His struggles at the position in spring training 2010 caused the Orioles to acquire Julio Lugo late in camp and outright Andino to Triple-A Norfolk.
He doesn’t look like he’s struggling anymore.
Andino made another fine play tonight, ranging up the middle to backhand Casey Kotchman’s ground ball and flipping to J.J. Hardy for the force to end the third inning. Jeremy Guthrie had walked Evan Longoria with two outs, and he needed some assistance behind him.
Andino prevented two balls from scooting into right field in the ninth inning of Wednesday night’s game against Oakland, and he dazzled last night as part of that 1-4-6-3 double play.
Hardy has needed crash courses in learning his double play partners since the Orioles traded for him in December. It’s Brian Roberts. No, wait, it’s Cesar Izturis. Actually, it’s Andino. Or maybe it’s Ryan Adams.
It’s mostly Andino, and if he keeps playing like this in the field, it’s going to stay that way.
Hardy has been a model of consistency this season. He fields the ball cleanly and makes accurate throws.
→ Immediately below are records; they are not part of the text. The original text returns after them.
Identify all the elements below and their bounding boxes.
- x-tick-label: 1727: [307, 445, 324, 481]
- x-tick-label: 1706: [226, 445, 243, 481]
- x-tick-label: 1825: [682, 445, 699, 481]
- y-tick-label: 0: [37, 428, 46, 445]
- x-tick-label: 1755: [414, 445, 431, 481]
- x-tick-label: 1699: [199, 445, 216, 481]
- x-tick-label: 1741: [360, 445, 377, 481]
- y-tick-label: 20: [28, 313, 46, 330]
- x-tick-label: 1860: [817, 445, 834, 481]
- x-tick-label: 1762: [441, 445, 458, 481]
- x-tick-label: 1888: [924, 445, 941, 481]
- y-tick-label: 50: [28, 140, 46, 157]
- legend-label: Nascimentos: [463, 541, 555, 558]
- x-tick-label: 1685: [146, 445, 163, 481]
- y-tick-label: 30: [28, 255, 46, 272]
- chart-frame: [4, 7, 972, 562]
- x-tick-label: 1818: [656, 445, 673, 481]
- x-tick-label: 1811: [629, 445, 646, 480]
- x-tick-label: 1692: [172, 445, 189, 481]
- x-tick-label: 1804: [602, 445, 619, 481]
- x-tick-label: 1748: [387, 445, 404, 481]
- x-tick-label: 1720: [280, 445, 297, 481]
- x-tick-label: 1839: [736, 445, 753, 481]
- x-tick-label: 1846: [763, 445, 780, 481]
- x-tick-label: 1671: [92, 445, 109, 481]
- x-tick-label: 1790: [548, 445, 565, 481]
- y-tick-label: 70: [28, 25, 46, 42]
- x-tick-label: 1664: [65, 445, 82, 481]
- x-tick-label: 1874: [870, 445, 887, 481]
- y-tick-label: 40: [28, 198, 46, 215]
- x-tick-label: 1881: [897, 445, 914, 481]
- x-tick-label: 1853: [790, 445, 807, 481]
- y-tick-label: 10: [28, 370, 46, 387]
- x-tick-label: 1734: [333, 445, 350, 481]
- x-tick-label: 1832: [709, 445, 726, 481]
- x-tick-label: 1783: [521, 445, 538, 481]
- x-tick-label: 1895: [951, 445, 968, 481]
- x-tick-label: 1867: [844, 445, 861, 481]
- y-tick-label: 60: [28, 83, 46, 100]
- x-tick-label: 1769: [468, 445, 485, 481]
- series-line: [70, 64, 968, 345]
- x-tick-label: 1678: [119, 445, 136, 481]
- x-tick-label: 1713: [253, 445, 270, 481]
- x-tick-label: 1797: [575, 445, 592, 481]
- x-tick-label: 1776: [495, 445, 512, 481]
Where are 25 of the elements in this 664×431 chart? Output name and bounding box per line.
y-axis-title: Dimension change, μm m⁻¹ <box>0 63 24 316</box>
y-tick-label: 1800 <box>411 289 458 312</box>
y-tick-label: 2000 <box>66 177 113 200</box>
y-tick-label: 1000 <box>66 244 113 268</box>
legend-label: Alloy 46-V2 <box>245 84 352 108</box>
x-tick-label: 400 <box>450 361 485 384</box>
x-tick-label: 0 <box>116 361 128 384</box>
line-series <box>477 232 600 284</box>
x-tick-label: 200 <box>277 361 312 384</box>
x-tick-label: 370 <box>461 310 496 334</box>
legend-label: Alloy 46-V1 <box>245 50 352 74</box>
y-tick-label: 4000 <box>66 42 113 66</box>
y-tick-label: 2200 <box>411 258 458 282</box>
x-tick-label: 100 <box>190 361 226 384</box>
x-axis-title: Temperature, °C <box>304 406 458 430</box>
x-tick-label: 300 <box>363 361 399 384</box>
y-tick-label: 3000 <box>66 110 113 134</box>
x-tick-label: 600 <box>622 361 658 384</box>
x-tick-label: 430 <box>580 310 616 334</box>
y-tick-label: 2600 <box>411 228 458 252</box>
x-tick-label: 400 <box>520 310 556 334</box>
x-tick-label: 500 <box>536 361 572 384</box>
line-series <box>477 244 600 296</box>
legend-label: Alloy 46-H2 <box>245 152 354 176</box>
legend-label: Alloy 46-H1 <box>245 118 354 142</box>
He’s reminding a few folks here of Mike Bordick.
“He’s better than I thought he was, and I didn’t have much to go on,” manager Buck Showalter said earlier today. “I guess I just didn’t know as much. I was learning on Willie (Randolph), who was with him in Milwaukee and our scouts. I talked to John Russell about him, too. The guy’s been in the National League. I just didn’t know how solid he is.
“He’s a baseball player. He gets the game. You watch him between pitches and between innings, he’s always got an intelligent answer to any question about baseball. He doesn’t make many mental mistakes and when he does, he knows exactly what happened. We were going over a bunt defense and a relay situation in Boston and he was right on top of it.”
The Rays continue to lead, 1-0, in the bottom of the fourth inning. Guthrie has allowed four hits, walked two and struck out two, and he’s thrown 61 pitches.
The only run of the game scored with two outs in the first inning on Longoria’s double to center field. Adam Jones nearly made a leaping catch on the warning track, but he couldn’t hold onto the ball.
The Rays had a walk and single in the second inning, a walk in the third and a single in the fourth, but Guthrie keeps escaping trouble.
Update: The Rays scored twice in the top of the fifth, collecting two doubles and two singles, but Mark Reynolds hit his 11th home run in the bottom half of the inning.
A run for Guthrie! Stop the presses!
Reynolds has five homers in his last 11 games. This one traveled to right-center field and was measured at 392 feet.